La banda de Pittsburgh se ha subido al trapecio sin red al grabar su nuevo disco a las órdenes de Tony Visconti (David Bowie, Morrissey, The Stranglers…), un productor diametralmente alejado del punk político que practican desde sus comienzos allá en 1988. Él mismo ha declarado que quería producir un álbum punk y que Anti-Flag no han grabado con él un disco punk.
Con estos planteamientos no las tenía todas conmigo a la hora de escuchar The Black Lights Of America de los norteamericanos. Está claro que hay novedades como nuevos instrumentos como metales, cellos, percusiones latinas, vibráfono, campanas tubulares, pianos o coros infantiles, pero Anti-Flag sigue siendo una banda de punk antisistema directo a la mandíbula como demuestran en Spit in the face, el tema más rápido del álbum.

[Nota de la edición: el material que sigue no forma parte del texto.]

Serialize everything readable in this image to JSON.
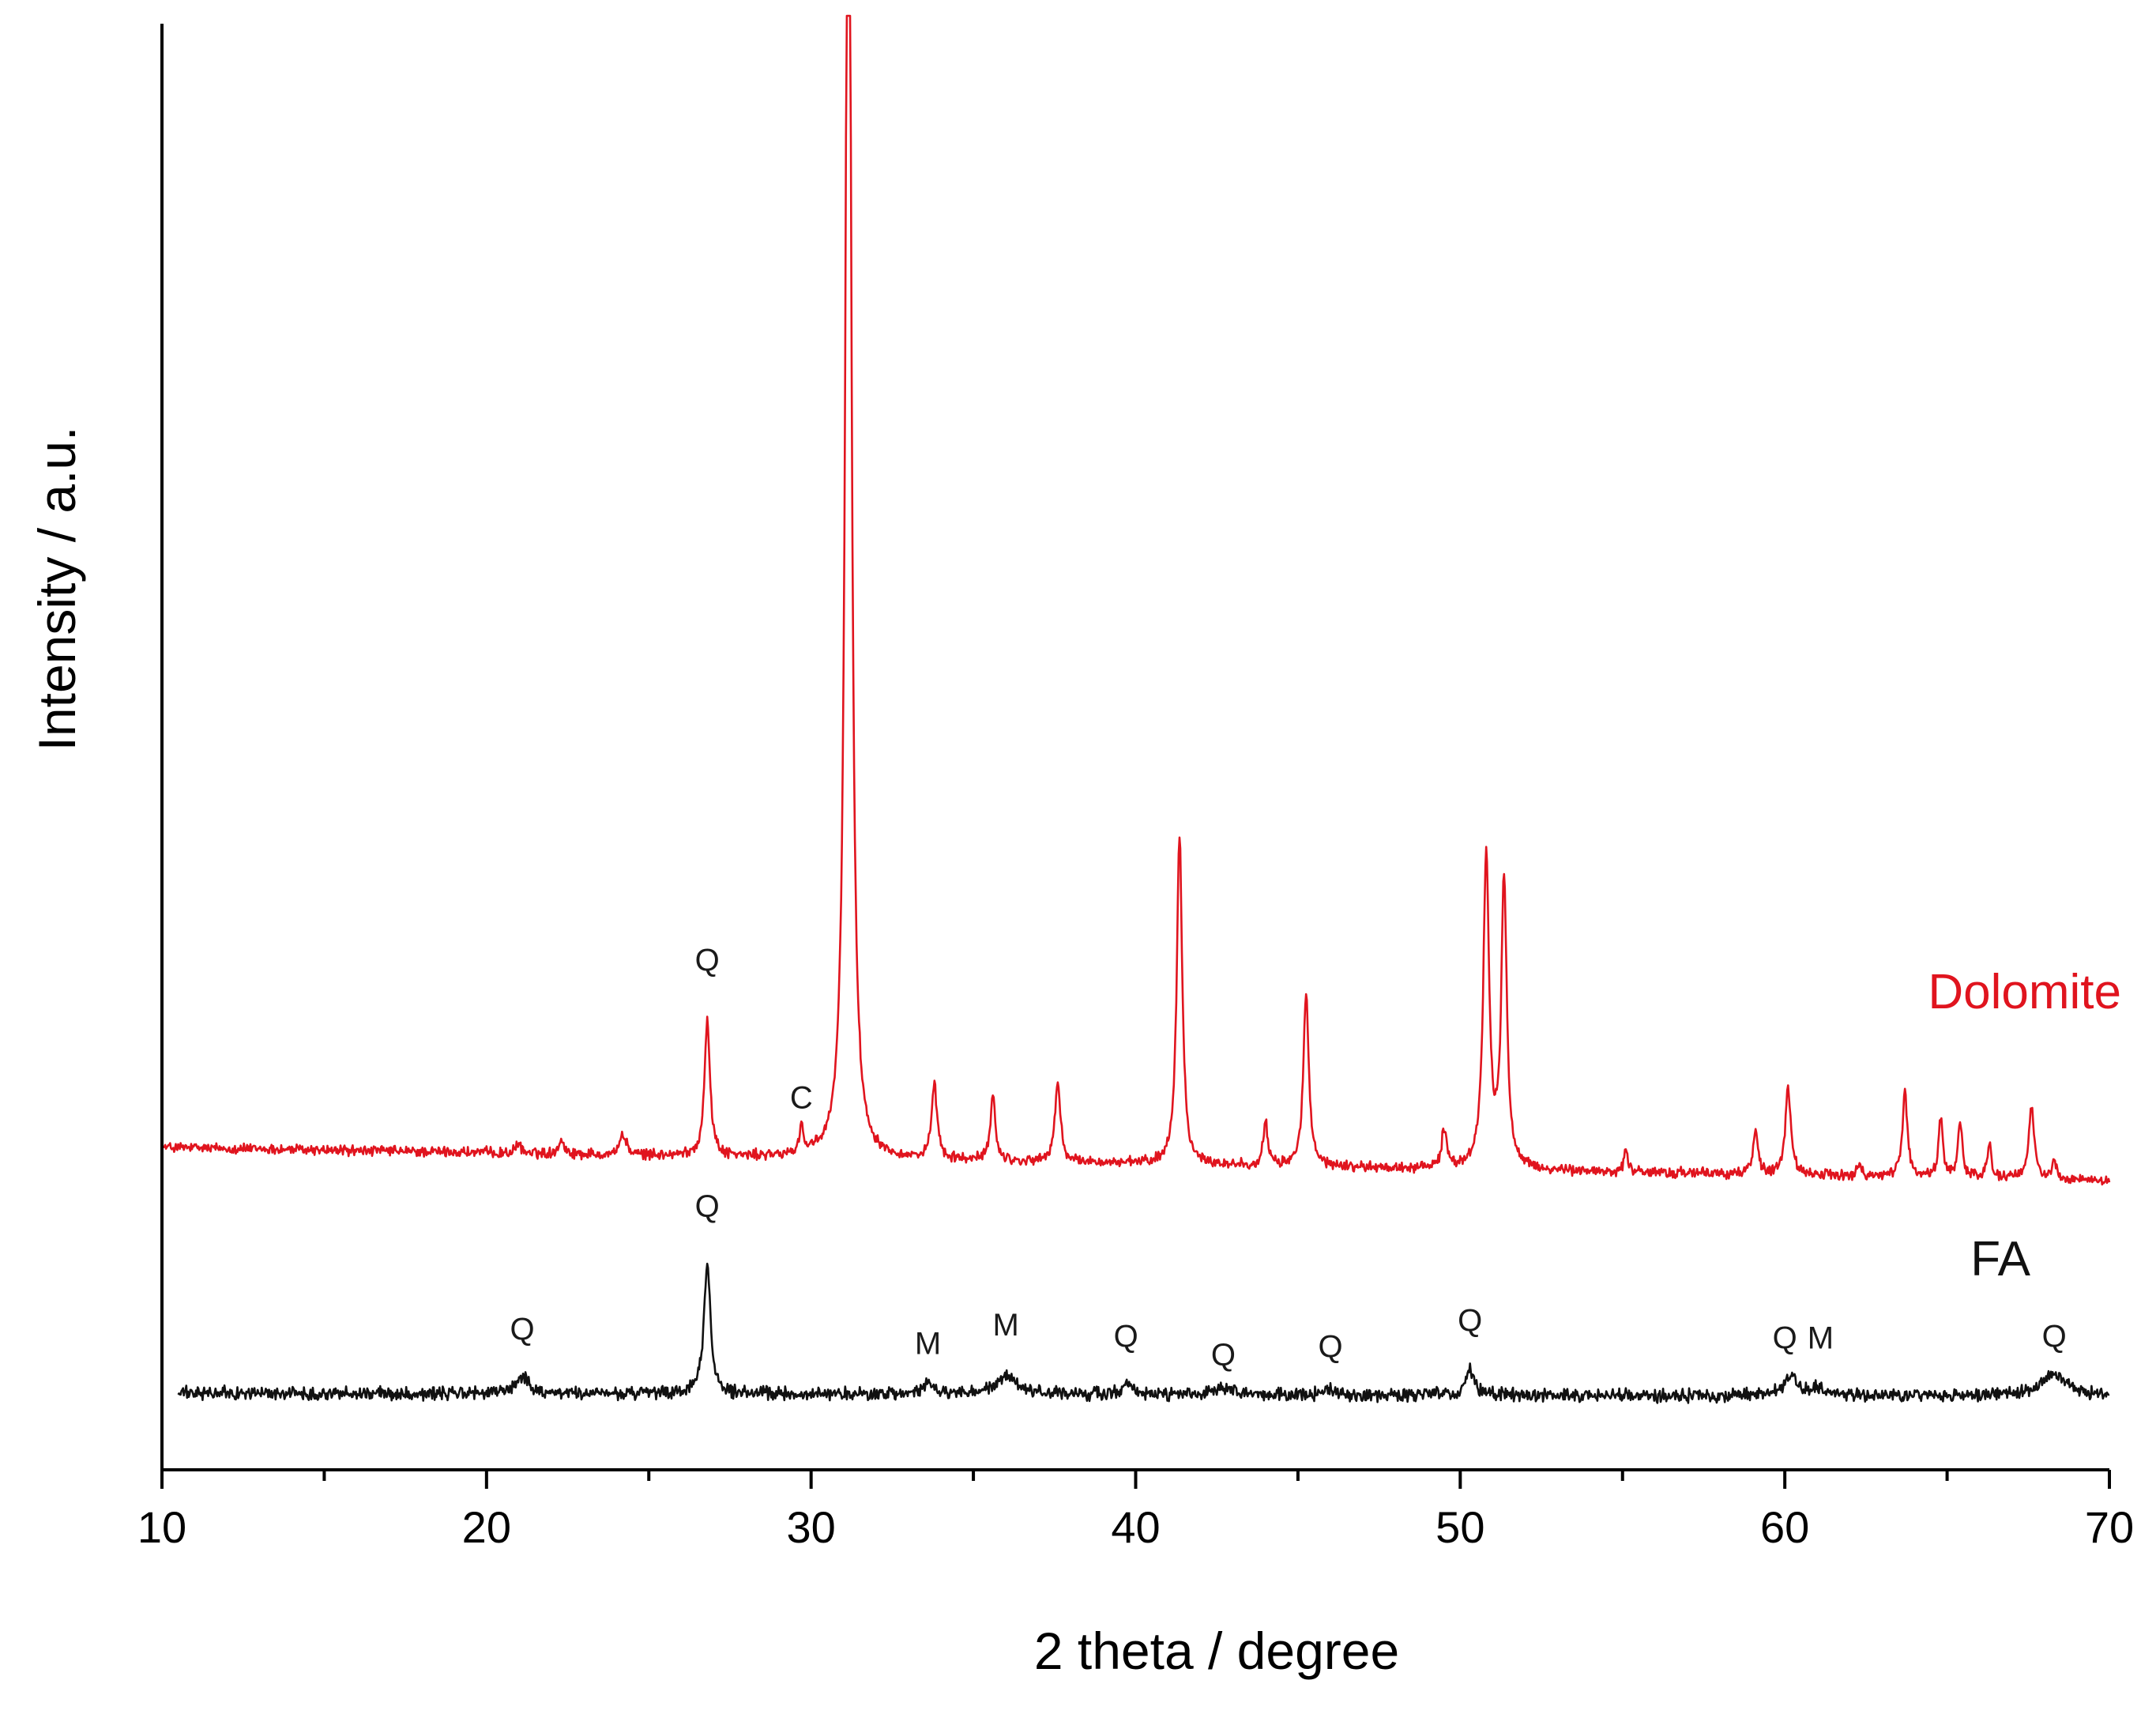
{
  "chart_data": {
    "type": "line",
    "xlabel": "2 theta / degree",
    "ylabel": "Intensity / a.u.",
    "xlim": [
      10,
      70
    ],
    "ylim": [
      0,
      100
    ],
    "x_ticks": [
      "10",
      "20",
      "30",
      "40",
      "50",
      "60",
      "70"
    ],
    "grid": false,
    "legend": "inline labels at right",
    "series": [
      {
        "name": "Dolomite",
        "color": "#e0141e",
        "baseline_left": 22.3,
        "baseline_right": 20.0,
        "noise": 0.45,
        "peaks": [
          {
            "x": 21.0,
            "y": 0.6,
            "w": 0.1
          },
          {
            "x": 22.3,
            "y": 1.0,
            "w": 0.1
          },
          {
            "x": 24.2,
            "y": 1.4,
            "w": 0.12
          },
          {
            "x": 26.8,
            "y": 9.5,
            "w": 0.1
          },
          {
            "x": 29.7,
            "y": 2.0,
            "w": 0.07
          },
          {
            "x": 31.15,
            "y": 110.0,
            "w": 0.1
          },
          {
            "x": 33.8,
            "y": 5.0,
            "w": 0.1
          },
          {
            "x": 35.6,
            "y": 4.5,
            "w": 0.09
          },
          {
            "x": 37.6,
            "y": 5.5,
            "w": 0.1
          },
          {
            "x": 41.35,
            "y": 23.0,
            "w": 0.1
          },
          {
            "x": 44.0,
            "y": 3.0,
            "w": 0.08
          },
          {
            "x": 45.25,
            "y": 12.0,
            "w": 0.1
          },
          {
            "x": 49.5,
            "y": 2.7,
            "w": 0.09
          },
          {
            "x": 50.8,
            "y": 21.5,
            "w": 0.11
          },
          {
            "x": 51.35,
            "y": 20.0,
            "w": 0.1
          },
          {
            "x": 55.1,
            "y": 1.7,
            "w": 0.06
          },
          {
            "x": 59.1,
            "y": 3.0,
            "w": 0.09
          },
          {
            "x": 60.1,
            "y": 6.0,
            "w": 0.1
          },
          {
            "x": 62.3,
            "y": 1.1,
            "w": 0.06
          },
          {
            "x": 63.7,
            "y": 6.0,
            "w": 0.09
          },
          {
            "x": 64.8,
            "y": 4.0,
            "w": 0.08
          },
          {
            "x": 65.4,
            "y": 3.8,
            "w": 0.08
          },
          {
            "x": 66.3,
            "y": 2.5,
            "w": 0.07
          },
          {
            "x": 67.6,
            "y": 5.0,
            "w": 0.1
          },
          {
            "x": 68.3,
            "y": 1.3,
            "w": 0.07
          }
        ],
        "annotations": [
          {
            "label": "Q",
            "x": 26.8,
            "y": 34.5
          },
          {
            "label": "C",
            "x": 29.7,
            "y": 25.0
          }
        ]
      },
      {
        "name": "FA",
        "color": "#111111",
        "baseline_left": 5.3,
        "baseline_right": 5.1,
        "noise": 0.55,
        "peaks": [
          {
            "x": 21.1,
            "y": 1.2,
            "w": 0.25
          },
          {
            "x": 26.8,
            "y": 9.0,
            "w": 0.12
          },
          {
            "x": 33.6,
            "y": 0.7,
            "w": 0.18
          },
          {
            "x": 36.0,
            "y": 1.2,
            "w": 0.4
          },
          {
            "x": 39.7,
            "y": 0.9,
            "w": 0.15
          },
          {
            "x": 42.7,
            "y": 0.4,
            "w": 0.25
          },
          {
            "x": 46.0,
            "y": 0.4,
            "w": 0.15
          },
          {
            "x": 50.3,
            "y": 1.9,
            "w": 0.15
          },
          {
            "x": 60.2,
            "y": 1.3,
            "w": 0.25
          },
          {
            "x": 61.0,
            "y": 0.5,
            "w": 0.2
          },
          {
            "x": 68.3,
            "y": 1.5,
            "w": 0.5
          }
        ],
        "annotations": [
          {
            "label": "Q",
            "x": 26.8,
            "y": 17.5
          },
          {
            "label": "Q",
            "x": 21.1,
            "y": 9.0
          },
          {
            "label": "M",
            "x": 33.6,
            "y": 8.0
          },
          {
            "label": "M",
            "x": 36.0,
            "y": 9.3
          },
          {
            "label": "Q",
            "x": 39.7,
            "y": 8.5
          },
          {
            "label": "Q",
            "x": 42.7,
            "y": 7.2
          },
          {
            "label": "Q",
            "x": 46.0,
            "y": 7.8
          },
          {
            "label": "Q",
            "x": 50.3,
            "y": 9.6
          },
          {
            "label": "Q",
            "x": 60.0,
            "y": 8.4
          },
          {
            "label": "M",
            "x": 61.1,
            "y": 8.4
          },
          {
            "label": "Q",
            "x": 68.3,
            "y": 8.5
          }
        ]
      }
    ]
  }
}
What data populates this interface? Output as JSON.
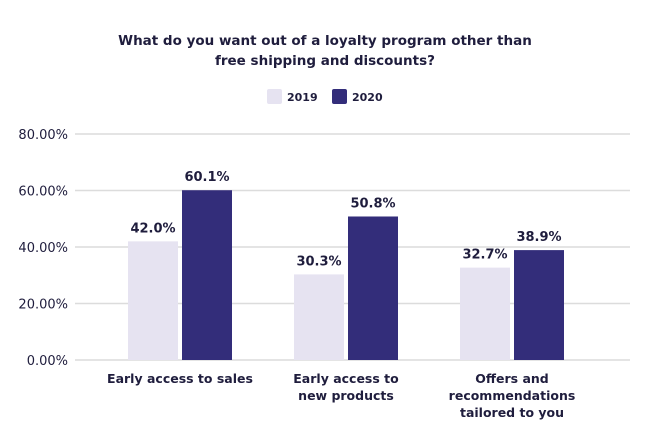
{
  "chart_data": {
    "type": "bar",
    "title": [
      "What do you want out of a loyalty program other than",
      "free shipping and discounts?"
    ],
    "categories": [
      [
        "Early access to sales"
      ],
      [
        "Early access to",
        "new products"
      ],
      [
        "Offers and",
        "recommendations",
        "tailored to you"
      ]
    ],
    "series": [
      {
        "name": "2019",
        "values": [
          42.0,
          30.3,
          32.7
        ],
        "labels": [
          "42.0%",
          "30.3%",
          "32.7%"
        ],
        "color": "#e6e3f1"
      },
      {
        "name": "2020",
        "values": [
          60.1,
          50.8,
          38.9
        ],
        "labels": [
          "60.1%",
          "50.8%",
          "38.9%"
        ],
        "color": "#332d7a"
      }
    ],
    "ylim": [
      0,
      80
    ],
    "yticks": [
      0,
      20,
      40,
      60,
      80
    ],
    "ytick_labels": [
      "0.00%",
      "20.00%",
      "40.00%",
      "60.00%",
      "80.00%"
    ],
    "grid": true,
    "legend_position": "top-center"
  }
}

Claro está, éste no es New Kind Of Army, el que es probablemente su mejor entrega, y su nuevo cancionero, el segundo para una multinacional, una cosa que no entiendo muy bien pues éstas discográficas representan lo contrario a lo que defienden, oscila entre el punk AOR de The modern Rome burning y el punk comprometido de The smartest bomb. Pero si quieren hacer más pupa la próxima vez deberán escribir mejor material.